Essere preferiti a Greta Thunberg per il Nobel significa godere di una grandissima considerazione internazionale. Abiy Ahmed, però, se la passa decisamente peggio nella sua Etiopia. Due settimane esatte dopo l’annuncio dell’assegnazione del premio, l’attivista Jawar Mohammed ha denunciato un complotto ai suoi danni. Il fondatore dell’Oromia Media Network sostiene che il primo ministro, agendo come un «dittatore», lo vorrebbe morto. Come? Togliendogli il servizio di scorta.

La risposta di Ahmed non si è fatta attendere: la polizia ha fatto irruzione nell’abitazione di Mohammed (che tra le altre cose ha cittadinanza Usa) scatenando proteste in tutto il Paese e offuscando l’aura di leader democratico guadagnata per aver liberato migliaia di oppositori politici in occasione del suo insediamento. Gli scontri tra manifestanti e forze dell’ordine scoppiati a fine ottobre in diverse città hanno causato decine di morti.

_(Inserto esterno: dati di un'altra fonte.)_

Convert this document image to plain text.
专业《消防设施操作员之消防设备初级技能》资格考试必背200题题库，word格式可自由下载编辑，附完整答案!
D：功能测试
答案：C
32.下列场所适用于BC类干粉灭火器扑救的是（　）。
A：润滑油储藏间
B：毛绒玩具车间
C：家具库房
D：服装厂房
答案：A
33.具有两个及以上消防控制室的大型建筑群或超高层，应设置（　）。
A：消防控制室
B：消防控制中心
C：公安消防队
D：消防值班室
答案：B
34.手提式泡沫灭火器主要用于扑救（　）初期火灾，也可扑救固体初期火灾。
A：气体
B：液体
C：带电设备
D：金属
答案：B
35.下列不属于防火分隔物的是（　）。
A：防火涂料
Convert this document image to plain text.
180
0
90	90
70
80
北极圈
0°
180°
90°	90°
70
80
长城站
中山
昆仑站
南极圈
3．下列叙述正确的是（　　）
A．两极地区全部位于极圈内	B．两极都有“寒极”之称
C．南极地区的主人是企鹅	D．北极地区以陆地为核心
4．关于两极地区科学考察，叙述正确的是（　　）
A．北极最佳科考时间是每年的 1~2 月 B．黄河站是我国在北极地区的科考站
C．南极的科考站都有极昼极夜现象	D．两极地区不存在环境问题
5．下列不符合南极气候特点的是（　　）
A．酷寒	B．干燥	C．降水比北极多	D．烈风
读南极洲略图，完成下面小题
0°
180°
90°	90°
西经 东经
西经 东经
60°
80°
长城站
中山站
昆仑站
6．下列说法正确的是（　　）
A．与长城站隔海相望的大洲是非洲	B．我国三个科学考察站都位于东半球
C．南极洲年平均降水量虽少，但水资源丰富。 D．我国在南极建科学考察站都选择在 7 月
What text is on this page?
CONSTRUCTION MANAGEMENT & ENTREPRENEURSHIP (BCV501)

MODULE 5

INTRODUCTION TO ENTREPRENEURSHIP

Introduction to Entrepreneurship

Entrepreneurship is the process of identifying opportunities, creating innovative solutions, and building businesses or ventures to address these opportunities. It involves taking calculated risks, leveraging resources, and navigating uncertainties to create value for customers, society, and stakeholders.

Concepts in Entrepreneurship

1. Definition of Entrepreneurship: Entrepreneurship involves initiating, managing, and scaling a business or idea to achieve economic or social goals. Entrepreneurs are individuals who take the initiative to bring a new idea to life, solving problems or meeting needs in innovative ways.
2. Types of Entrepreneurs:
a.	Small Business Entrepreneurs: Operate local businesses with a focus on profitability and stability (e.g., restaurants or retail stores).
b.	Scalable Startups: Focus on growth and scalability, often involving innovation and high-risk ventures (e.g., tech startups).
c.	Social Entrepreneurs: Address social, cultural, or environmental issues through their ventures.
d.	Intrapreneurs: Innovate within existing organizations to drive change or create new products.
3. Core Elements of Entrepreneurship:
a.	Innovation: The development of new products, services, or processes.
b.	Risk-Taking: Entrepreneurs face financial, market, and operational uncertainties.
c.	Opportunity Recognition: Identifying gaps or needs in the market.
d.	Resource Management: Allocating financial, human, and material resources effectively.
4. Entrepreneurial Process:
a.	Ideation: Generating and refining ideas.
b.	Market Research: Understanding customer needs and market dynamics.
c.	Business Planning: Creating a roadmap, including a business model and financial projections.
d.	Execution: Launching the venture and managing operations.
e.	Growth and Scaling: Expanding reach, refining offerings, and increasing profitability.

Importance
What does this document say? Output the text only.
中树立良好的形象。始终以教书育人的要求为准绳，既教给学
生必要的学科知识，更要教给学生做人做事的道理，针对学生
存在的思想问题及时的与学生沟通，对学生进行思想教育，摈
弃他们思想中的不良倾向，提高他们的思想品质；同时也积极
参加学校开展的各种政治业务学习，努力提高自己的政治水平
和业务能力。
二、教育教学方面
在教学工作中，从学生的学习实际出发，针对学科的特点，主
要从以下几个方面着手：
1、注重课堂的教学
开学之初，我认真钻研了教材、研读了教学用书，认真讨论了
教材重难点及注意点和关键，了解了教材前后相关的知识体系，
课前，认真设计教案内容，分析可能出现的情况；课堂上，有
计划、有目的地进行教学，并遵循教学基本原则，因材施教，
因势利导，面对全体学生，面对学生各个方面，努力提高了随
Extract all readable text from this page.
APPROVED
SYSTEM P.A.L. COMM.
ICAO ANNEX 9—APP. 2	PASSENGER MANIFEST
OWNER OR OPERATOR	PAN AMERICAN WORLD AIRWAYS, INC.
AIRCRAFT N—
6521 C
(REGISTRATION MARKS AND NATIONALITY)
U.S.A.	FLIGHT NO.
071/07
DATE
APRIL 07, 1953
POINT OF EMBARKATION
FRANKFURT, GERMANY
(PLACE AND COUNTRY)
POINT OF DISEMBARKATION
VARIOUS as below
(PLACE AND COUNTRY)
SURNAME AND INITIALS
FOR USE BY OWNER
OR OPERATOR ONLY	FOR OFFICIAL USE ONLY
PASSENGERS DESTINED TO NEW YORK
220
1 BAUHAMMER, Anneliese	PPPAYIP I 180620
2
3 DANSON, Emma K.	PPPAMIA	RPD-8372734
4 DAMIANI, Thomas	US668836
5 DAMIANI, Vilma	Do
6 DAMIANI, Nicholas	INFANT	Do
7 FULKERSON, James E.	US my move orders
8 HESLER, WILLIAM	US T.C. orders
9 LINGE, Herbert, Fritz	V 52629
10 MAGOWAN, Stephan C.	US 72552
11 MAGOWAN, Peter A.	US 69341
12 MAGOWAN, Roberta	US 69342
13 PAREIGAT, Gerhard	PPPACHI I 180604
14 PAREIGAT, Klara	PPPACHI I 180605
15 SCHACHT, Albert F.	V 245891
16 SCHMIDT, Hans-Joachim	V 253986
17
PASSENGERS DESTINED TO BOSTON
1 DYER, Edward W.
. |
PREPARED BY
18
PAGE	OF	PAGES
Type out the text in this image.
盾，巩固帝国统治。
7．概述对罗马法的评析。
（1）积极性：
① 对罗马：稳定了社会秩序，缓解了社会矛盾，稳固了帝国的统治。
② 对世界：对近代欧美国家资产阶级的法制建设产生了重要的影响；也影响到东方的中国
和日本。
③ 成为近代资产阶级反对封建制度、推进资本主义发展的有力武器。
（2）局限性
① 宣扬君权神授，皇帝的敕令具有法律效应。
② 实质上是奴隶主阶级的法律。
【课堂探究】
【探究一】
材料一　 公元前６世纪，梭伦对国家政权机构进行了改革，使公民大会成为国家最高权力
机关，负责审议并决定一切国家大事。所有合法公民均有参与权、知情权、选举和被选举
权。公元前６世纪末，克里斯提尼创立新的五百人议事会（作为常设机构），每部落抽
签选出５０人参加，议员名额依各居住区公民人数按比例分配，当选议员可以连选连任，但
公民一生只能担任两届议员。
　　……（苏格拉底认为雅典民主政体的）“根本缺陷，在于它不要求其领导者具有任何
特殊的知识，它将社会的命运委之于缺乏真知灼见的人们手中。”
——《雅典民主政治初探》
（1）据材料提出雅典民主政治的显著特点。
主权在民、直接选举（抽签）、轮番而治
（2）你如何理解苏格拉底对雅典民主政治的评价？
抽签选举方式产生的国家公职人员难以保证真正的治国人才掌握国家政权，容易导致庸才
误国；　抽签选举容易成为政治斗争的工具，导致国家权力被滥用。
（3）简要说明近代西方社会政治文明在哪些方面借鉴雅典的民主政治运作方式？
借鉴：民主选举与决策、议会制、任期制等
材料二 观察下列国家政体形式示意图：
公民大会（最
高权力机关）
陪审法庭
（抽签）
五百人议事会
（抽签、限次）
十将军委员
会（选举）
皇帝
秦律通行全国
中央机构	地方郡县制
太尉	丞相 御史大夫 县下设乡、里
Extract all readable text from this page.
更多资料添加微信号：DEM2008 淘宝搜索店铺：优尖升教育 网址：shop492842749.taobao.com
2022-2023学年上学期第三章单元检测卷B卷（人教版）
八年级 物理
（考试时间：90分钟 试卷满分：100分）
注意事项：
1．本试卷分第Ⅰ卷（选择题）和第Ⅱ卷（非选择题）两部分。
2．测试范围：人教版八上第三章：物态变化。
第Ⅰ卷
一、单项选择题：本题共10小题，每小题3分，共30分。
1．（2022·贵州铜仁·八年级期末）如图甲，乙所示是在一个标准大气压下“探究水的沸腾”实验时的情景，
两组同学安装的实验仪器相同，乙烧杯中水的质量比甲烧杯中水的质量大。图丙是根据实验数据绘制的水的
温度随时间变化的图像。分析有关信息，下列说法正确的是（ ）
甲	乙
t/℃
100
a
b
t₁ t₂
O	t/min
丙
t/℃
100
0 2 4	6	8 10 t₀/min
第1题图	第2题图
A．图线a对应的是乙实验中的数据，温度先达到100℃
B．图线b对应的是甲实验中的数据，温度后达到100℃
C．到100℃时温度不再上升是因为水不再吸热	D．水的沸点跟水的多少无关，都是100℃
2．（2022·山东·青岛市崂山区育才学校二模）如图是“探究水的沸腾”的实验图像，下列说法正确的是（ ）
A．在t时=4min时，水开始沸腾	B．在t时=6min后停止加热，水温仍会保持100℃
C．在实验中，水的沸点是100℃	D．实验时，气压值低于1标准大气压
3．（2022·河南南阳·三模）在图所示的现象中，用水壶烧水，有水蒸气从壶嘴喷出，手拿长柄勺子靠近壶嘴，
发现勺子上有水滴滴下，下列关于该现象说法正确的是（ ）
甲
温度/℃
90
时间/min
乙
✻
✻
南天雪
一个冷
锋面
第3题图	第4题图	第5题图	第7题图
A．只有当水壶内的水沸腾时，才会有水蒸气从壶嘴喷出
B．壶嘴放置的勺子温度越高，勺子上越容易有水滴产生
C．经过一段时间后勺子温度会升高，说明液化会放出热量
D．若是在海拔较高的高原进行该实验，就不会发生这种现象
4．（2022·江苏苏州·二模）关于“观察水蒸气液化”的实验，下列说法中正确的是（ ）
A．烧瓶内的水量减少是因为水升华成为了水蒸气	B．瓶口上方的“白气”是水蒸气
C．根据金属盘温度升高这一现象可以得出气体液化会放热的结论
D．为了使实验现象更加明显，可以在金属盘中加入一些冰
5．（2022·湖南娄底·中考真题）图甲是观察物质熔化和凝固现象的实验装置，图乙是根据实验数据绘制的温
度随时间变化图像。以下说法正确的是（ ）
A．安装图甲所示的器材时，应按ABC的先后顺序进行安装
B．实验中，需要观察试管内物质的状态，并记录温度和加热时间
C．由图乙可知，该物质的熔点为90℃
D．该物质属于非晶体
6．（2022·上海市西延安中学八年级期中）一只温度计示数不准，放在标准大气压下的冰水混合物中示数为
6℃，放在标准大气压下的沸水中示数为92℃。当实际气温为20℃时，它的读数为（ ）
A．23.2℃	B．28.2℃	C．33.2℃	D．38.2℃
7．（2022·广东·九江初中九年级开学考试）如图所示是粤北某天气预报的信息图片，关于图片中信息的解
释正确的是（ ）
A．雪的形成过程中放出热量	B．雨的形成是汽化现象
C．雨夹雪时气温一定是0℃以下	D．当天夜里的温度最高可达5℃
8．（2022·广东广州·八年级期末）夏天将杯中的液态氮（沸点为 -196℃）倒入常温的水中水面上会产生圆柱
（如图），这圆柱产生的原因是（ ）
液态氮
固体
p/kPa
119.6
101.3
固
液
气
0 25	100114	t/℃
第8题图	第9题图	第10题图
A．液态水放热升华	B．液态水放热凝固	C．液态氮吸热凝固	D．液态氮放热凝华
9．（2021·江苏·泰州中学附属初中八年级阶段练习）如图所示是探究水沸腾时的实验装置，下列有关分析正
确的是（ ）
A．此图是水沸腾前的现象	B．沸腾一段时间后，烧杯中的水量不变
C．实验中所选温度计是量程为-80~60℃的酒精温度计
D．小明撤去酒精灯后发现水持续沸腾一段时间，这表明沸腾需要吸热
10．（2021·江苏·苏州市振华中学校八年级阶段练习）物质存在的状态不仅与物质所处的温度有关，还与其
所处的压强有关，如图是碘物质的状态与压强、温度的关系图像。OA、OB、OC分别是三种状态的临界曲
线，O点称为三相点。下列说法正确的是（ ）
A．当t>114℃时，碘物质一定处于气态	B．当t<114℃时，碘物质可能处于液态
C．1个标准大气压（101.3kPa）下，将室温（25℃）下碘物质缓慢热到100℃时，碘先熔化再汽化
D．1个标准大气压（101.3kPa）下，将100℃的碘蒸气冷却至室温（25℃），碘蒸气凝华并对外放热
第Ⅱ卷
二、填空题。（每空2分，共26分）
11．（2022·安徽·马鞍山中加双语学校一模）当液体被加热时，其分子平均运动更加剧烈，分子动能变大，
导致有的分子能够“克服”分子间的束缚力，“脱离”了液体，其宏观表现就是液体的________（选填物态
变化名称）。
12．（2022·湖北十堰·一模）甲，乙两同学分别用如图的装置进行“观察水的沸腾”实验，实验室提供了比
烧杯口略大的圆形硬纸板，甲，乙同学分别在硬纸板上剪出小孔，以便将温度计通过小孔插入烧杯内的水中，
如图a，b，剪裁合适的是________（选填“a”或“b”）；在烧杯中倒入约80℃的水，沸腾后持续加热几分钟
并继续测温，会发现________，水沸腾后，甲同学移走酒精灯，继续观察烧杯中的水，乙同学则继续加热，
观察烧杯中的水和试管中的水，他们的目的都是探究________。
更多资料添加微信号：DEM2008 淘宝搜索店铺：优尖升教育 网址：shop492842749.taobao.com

La fine di un idillio, l’inizio di una battaglia. Mohammed era stato il fondatore del movimento Qeerroo, uno di quelli che aveva portato alla caduta del governo di Hailemariam Desalegn, il predecessore di Ahmed. Ora ha annunciato che si candiderà alle elezioni del 2020. È l’appuntamento prioritario nell’agenda di Abiy (con buona pace dei rifugiati eritrei), che ha appena creato il Partito della Prosperità, ponendo fine alla coalizione del Fronte Democratico Rivoluzionario del Popolo , nato nel 1989. (s.v.)